Another imputation factor that may apply to you is the Significant Extra Income factor, which is not taken into account in your actual gross income. You may qualify for this exemption if you have significant income (for example, part-time income, overtime, or bonuses) that is not included in your actual gross income.
Is a mortgage with high student loans a good solution?
So we have seen that there are many options that can help you get a home loan even with a high DTI. But is it worth it? Or will a mortgage commitment add too much stress and financial risk to your life? The goal of most people is to have no mortgage at all. But if you want to own your own home, you absolutely must start with a mortgage.
Credible is a one-stop shop for comparing mortgage options. You can seek expert advice. Student Loan Planner® advisors have helped thousands of borrowers make smart financial decisions. Sign up today for student loan advice. A plan for a student loan Refinance your student loan and receive a bonus in 2021.

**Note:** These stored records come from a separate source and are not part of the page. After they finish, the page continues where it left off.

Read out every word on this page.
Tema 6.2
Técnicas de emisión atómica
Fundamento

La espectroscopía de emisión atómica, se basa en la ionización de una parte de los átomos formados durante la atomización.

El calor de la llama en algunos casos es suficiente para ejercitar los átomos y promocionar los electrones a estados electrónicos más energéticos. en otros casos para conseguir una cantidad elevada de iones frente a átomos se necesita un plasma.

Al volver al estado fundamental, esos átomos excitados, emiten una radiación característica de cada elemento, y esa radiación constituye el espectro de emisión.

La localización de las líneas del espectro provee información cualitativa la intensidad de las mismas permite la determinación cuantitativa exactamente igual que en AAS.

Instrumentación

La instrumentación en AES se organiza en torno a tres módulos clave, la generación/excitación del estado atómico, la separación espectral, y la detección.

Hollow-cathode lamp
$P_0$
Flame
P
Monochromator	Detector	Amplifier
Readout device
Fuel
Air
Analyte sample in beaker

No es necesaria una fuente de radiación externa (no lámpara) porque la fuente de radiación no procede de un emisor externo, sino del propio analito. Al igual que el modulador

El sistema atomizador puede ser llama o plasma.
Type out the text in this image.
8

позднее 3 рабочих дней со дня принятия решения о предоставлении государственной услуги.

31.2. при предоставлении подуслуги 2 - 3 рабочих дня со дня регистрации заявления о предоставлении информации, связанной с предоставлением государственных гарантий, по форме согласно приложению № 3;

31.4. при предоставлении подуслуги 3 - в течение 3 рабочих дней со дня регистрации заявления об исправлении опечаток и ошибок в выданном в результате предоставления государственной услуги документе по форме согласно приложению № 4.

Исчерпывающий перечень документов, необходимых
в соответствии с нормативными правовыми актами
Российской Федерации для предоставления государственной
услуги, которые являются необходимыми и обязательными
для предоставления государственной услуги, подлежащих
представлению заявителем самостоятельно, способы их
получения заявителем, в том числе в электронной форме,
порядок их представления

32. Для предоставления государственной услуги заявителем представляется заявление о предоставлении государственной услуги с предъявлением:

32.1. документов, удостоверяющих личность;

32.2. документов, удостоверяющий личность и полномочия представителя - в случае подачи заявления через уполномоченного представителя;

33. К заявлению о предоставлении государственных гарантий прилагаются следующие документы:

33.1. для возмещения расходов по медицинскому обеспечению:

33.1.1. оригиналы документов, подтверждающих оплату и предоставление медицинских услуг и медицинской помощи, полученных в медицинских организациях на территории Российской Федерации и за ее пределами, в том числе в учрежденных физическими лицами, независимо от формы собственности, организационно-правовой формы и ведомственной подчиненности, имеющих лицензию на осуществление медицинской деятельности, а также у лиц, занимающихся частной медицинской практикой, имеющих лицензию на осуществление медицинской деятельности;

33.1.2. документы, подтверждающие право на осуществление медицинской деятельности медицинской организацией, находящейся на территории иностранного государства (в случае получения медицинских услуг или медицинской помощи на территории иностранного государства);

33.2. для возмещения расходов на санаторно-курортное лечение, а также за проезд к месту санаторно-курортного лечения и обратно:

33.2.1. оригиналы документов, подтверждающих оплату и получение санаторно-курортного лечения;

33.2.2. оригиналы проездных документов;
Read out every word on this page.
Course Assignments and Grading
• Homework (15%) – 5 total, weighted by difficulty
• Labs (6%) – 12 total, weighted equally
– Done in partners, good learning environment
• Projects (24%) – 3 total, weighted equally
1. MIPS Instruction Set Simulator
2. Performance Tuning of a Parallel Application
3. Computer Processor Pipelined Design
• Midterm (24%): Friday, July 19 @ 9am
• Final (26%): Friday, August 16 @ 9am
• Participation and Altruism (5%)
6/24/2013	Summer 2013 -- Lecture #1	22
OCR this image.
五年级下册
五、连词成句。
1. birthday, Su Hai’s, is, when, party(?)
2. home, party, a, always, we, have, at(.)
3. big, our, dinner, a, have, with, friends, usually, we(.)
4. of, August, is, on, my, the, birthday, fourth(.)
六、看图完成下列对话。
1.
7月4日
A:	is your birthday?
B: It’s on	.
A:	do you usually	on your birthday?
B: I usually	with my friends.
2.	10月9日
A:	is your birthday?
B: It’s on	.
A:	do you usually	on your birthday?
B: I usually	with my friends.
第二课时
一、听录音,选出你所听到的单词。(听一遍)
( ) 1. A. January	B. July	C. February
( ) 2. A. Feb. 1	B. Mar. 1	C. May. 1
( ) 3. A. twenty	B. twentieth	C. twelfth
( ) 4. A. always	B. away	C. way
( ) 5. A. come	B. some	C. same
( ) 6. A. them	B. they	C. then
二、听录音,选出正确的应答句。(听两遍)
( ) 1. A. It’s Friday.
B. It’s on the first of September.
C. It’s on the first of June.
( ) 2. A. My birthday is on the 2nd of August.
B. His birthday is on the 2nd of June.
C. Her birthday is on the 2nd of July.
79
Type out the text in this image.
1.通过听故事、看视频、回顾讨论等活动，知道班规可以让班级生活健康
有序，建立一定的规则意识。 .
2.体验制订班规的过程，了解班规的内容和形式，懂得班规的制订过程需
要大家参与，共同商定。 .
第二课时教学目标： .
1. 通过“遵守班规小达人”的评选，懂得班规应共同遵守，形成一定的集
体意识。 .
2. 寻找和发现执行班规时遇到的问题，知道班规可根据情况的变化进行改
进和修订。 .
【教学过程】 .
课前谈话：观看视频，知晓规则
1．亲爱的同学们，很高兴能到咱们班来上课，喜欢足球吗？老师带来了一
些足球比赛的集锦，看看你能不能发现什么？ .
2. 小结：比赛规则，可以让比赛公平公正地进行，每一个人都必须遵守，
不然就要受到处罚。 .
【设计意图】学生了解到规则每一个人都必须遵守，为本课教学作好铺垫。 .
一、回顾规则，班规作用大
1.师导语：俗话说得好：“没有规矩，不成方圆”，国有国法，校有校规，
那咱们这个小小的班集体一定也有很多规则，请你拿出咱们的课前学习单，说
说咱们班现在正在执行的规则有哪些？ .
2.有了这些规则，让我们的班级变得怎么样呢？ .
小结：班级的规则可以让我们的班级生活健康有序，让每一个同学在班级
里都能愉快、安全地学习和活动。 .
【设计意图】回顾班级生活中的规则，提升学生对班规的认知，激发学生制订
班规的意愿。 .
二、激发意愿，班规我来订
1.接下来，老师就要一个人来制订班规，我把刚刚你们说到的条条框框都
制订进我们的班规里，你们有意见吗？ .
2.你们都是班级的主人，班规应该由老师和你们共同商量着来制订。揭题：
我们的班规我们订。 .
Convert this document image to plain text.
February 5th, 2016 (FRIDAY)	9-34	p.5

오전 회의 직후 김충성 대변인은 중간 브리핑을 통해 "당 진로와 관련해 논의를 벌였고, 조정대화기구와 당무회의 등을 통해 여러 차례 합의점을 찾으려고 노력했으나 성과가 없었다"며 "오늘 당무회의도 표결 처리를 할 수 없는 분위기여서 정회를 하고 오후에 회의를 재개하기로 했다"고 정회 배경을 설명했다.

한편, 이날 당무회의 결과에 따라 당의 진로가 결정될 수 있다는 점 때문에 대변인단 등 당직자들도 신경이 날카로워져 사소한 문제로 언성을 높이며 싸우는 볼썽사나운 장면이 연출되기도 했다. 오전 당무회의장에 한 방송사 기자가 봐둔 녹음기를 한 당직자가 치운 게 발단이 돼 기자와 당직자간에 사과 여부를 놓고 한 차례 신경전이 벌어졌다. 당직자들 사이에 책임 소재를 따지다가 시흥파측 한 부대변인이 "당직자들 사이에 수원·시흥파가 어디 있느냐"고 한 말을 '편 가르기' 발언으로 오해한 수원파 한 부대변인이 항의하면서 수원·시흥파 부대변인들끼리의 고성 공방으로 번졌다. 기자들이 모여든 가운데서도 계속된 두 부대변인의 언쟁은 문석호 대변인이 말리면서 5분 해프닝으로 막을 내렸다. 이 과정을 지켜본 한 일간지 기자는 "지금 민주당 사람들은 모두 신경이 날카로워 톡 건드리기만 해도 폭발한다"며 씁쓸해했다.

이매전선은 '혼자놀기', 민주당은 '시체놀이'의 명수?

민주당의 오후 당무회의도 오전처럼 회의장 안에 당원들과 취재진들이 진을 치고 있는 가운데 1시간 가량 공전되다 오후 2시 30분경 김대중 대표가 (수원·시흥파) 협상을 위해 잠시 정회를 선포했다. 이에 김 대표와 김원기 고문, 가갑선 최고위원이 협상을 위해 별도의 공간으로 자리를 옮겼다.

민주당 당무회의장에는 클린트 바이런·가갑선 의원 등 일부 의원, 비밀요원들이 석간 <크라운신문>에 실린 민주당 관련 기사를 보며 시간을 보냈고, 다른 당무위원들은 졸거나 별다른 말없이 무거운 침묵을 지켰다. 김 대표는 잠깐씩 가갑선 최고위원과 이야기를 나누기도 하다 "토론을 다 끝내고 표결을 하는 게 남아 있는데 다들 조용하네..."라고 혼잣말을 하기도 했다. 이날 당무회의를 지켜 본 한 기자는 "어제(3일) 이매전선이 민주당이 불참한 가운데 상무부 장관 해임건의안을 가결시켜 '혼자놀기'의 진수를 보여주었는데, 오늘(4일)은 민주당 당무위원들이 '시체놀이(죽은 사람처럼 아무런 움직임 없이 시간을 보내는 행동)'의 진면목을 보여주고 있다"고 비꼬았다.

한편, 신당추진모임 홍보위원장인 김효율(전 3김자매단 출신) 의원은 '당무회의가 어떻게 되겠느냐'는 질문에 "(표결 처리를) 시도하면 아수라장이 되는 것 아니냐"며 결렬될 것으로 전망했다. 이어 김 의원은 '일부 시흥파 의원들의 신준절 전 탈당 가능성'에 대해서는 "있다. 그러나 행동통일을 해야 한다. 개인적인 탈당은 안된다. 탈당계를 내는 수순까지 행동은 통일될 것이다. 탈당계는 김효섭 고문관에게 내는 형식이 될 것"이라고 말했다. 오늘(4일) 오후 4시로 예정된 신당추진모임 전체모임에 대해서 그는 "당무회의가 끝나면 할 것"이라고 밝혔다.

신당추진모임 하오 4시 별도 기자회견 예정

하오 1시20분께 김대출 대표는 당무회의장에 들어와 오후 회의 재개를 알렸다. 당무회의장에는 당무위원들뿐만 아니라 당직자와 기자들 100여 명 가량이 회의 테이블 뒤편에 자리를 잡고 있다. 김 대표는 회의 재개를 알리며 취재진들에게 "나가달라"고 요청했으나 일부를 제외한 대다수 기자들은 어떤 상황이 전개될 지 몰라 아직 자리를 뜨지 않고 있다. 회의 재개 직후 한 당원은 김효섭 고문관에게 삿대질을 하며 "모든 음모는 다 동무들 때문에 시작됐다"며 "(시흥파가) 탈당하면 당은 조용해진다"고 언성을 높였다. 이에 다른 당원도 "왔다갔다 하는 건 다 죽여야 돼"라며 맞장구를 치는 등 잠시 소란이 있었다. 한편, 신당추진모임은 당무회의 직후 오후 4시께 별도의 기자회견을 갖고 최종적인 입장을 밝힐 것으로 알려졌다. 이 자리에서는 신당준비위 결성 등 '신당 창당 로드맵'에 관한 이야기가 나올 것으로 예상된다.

Frequently Asked Questions
Do student loans affect mortgage approval?
Loan payments from student loans have become an unavoidable part of the modern student’s life. The amount of debt incurred by students is not just a financial burden, but a huge obstacle for many student borrowers. Studies have shown that student borrowers who have debt in excess of $30,000 are less likely to buy a house than those with less debt. However, there is no guarantee that those with less debt will ultimately be able to buy a home.
This is often due to the fact that purchasing a house comes with a significant amount of debt. It is an unfortunate fact that many young adults take out student loans to fund their college education. This is a big financial decision arguably, since student loans are a form of debt. Let’s face it, student loans are not a very popular topic in a lot of households. People generally don’t like to talk about them, but it is a fact of life that most people will end up having to deal with.
Will student loans prevent me from buying a house?
The United States government has a strong influence on college students’ financial lives. They give us money and then take it away again. But what are the consequences of student loans? We asked Joanna Smith. It’s not easy to buy a home, especially a bigger one. Buying a house is a big investment and you can’t do it without getting a loan. Instead of getting a traditional bank loan, many people are now opting to get a student loan.
Despite the fact that student loans aren’t supposed to be used for buying a house, many people are getting them to buy a house. What are some of the problems with student loans and how can you avoid getting one?
Do student loans affect first time home buyers?
Like other types of debt, student loans can have a huge impact on your finances. If you’re just starting your adult life, or thinking about buying your first home, sometimes student loans can be a huge pain. When you’re paying off student loans, you may have to move out of your parents’ house, delay some purchases, and not be able to afford all that nice furniture for your new home. Student debt is becoming a large problem for many households.
The average student currently graduates with nearly $25,000 in debt, and a recent survey showed that the median student loan debt for a college graduate is over $30,000. What does this mean for prospective buyers who are looking to buy a home? The answer is: it depends. Student debt can be a factor if the homeowner is looking to make their first home purchase, but not if the homeowner is planning on buying a home for investment purposes. If a prospective homebuyer is at all concerned with their student loan debt, they should speak with their loan servicing company and ask about options for lowering the amount they owe.